I asked why I was able to create worlds with Nintendo characters. “Project Genie is an experimental research prototype designed to follow user-provided signals,” says Rivas. “As with all experiments, we are closely monitoring and listening to users’ feedback.” Rivas also notes that the Genie 3 model was “trained primarily on publicly available data from the Web.” (This probably partly explains why Link deployed his paraglider in my testing, which surprised me. At a high level, the Genie model is constantly trying to predict the next frame, and I’m sure it will many video of people jumping breath of the wild And then sliding forward, from which the model probably learned.) Shortly before publishing this article, Project Genie stopped allowing me to create worlds based on it. super mario 64 Due to “the interests of third-party content providers”.
Considering that Google restricts the ability to generate interactive worlds based on known gaming franchises – I can’t imagine Nintendo would be happy with what I was able to generate! -Project Genie otherwise isn’t that good at this point. The input lag and 60-second limit make them very poor interactive experiences. Sometimes, I can’t control my character at all, only the camera. After the strangeness of the paint splatters and the road turning into grass, I had a general realization that I couldn’t trust the world to stand still from moment to moment.

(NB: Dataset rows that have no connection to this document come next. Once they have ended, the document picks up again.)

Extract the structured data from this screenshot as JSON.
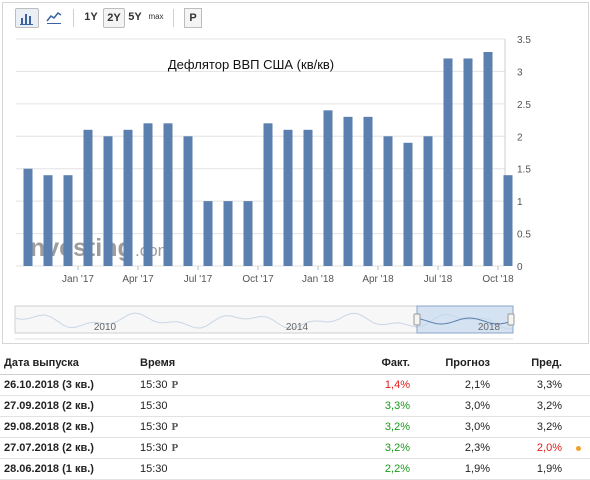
{
  "toolbar": {
    "bar_chart_icon": "bar-chart-icon",
    "line_chart_icon": "line-chart-icon",
    "range_1y": "1Y",
    "range_2y": "2Y",
    "range_5y": "5Y",
    "range_max": "max",
    "p_button": "P"
  },
  "chart_data": {
    "type": "bar",
    "title": "Дефлятор ВВП США (кв/кв)",
    "values": [
      1.5,
      1.4,
      1.4,
      2.1,
      2.0,
      2.1,
      2.2,
      2.2,
      2.0,
      1.0,
      1.0,
      1.0,
      2.2,
      2.1,
      2.1,
      2.4,
      2.3,
      2.3,
      2.0,
      1.9,
      2.0,
      3.2,
      3.2,
      3.3,
      1.4
    ],
    "x_tick_labels": [
      "Jan '17",
      "Apr '17",
      "Jul '17",
      "Oct '17",
      "Jan '18",
      "Apr '18",
      "Jul '18",
      "Oct '18"
    ],
    "y_tick_labels": [
      "0",
      "0.5",
      "1",
      "1.5",
      "2",
      "2.5",
      "3",
      "3.5"
    ],
    "ylim": [
      0,
      3.5
    ],
    "bar_color": "#5b7fae",
    "grid": true,
    "watermark": "Investing.com",
    "navigator_labels": [
      "2010",
      "2014",
      "2018"
    ]
  },
  "table": {
    "headers": [
      "Дата выпуска",
      "Время",
      "Факт.",
      "Прогноз",
      "Пред."
    ],
    "rows": [
      {
        "date": "26.10.2018 (3 кв.)",
        "time": "15:30",
        "p": "P",
        "actual": "1,4%",
        "actual_color": "red",
        "forecast": "2,1%",
        "previous": "3,3%",
        "prev_color": "",
        "dot": false
      },
      {
        "date": "27.09.2018 (2 кв.)",
        "time": "15:30",
        "p": "",
        "actual": "3,3%",
        "actual_color": "green",
        "forecast": "3,0%",
        "previous": "3,2%",
        "prev_color": "",
        "dot": false
      },
      {
        "date": "29.08.2018 (2 кв.)",
        "time": "15:30",
        "p": "P",
        "actual": "3,2%",
        "actual_color": "green",
        "forecast": "3,0%",
        "previous": "3,2%",
        "prev_color": "",
        "dot": false
      },
      {
        "date": "27.07.2018 (2 кв.)",
        "time": "15:30",
        "p": "P",
        "actual": "3,2%",
        "actual_color": "green",
        "forecast": "2,3%",
        "previous": "2,0%",
        "prev_color": "red",
        "dot": true
      },
      {
        "date": "28.06.2018 (1 кв.)",
        "time": "15:30",
        "p": "",
        "actual": "2,2%",
        "actual_color": "green",
        "forecast": "1,9%",
        "previous": "1,9%",
        "prev_color": "",
        "dot": false
      }
    ]
  }
}
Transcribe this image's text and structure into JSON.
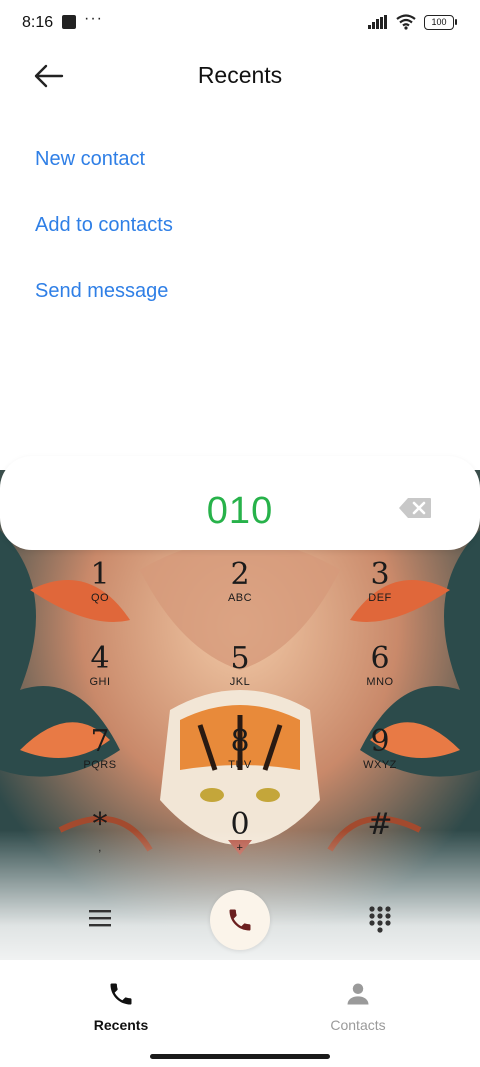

Project Genie is better than some of the AI-generated worlds I tried last year, but it’s still far worse than a real handmade video game or interactive experience. Fruchter described a possible future where the lines between different types of media are blurred thanks to technology like Genie, but I think there’s still a long way to get there.
Maybe my standards are too high. Project Genie is, after all, an experimental research prototype. And maybe I’ll feel differently as technology improves. But I can’t imagine that people will want to spend an extended period of time jumping into this type of AI-generated world any time soon. With world models, I don’t think we need to worry about the genie coming out of the bottle just yet.